InverWorld, Inc. also addressed the rules for pricing inter-company services. It upheld the regulations that require arm's length charges for services provided by members of a controlled group. The regulations provide that such charges must be equal to the expenses incurred in rendering services in situations where the services do not constitute an integral part of the parties.

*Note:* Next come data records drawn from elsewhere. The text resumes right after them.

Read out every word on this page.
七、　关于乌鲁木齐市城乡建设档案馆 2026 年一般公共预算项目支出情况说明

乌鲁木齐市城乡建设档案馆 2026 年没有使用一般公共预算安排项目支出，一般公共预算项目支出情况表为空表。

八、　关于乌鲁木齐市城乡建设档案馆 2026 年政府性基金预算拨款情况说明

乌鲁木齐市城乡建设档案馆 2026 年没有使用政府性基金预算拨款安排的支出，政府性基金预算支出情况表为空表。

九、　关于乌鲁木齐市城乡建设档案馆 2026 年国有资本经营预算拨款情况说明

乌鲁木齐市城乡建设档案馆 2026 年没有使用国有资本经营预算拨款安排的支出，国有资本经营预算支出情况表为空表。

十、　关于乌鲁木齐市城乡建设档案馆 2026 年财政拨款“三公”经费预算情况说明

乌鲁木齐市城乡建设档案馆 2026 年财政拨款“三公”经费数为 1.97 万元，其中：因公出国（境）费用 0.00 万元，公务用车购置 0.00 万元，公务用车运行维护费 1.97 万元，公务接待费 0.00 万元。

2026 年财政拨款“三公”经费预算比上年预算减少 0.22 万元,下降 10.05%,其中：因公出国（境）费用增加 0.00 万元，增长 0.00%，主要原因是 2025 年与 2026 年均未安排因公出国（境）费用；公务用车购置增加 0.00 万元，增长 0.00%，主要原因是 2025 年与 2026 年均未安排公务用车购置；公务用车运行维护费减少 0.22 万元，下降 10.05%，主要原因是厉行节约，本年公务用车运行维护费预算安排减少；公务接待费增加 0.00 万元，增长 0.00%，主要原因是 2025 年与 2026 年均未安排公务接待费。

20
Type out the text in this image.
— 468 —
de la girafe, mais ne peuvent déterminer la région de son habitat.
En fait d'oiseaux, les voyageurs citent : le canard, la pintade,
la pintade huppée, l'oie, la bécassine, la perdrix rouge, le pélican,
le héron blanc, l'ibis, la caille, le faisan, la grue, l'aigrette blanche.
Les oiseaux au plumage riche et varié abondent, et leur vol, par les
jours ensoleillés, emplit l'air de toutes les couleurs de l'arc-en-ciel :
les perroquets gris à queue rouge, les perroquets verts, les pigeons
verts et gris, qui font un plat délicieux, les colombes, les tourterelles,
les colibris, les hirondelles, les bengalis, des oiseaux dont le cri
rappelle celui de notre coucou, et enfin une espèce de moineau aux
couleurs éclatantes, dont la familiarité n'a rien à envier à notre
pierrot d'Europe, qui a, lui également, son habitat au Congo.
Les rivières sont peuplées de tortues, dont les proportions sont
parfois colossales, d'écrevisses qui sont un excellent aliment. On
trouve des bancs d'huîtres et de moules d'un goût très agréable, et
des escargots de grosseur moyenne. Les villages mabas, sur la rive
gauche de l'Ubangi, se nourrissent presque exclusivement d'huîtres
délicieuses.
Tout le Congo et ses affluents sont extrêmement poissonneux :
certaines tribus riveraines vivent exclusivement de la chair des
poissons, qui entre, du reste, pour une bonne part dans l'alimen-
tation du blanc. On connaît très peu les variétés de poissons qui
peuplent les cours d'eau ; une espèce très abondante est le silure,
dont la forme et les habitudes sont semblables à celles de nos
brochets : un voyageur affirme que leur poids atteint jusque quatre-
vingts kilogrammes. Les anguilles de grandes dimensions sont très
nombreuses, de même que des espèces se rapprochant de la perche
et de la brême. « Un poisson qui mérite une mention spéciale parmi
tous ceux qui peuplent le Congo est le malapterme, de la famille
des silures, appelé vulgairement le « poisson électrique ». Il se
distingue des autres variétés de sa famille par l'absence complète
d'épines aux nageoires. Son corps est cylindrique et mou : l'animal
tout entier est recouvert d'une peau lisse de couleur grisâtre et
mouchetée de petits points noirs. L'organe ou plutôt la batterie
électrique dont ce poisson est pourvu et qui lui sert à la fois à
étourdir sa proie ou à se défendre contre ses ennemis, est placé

A service provider in the U.S. must recognize income in excess of its costs where:

  1. either the service provider or the related beneficiary of the services to one or more unrelated parties;
  2. the service provider renders services to one or more related parties as one of its principal activities;
  3. the service provider is peculiarly capable of rendering the services and such services are a principal element in the operation of the recipient; or
  4. the recipient has received benefit of a substantial amount from one or more related parties during the taxable year.

The conclusion to be drawn from InverWorld, Inc. is that foreign taxpayers should not assign too many of the responsibilities and functions of their overall business activities to the U.S. if they wish to avoid U.S. taxation. They should also consider filing Protective U.S. Income Tax Returns to disclose business nexus. Finally, they must maintain contemporaneous inter-company pricing documentation to support their worldwide profit allocations.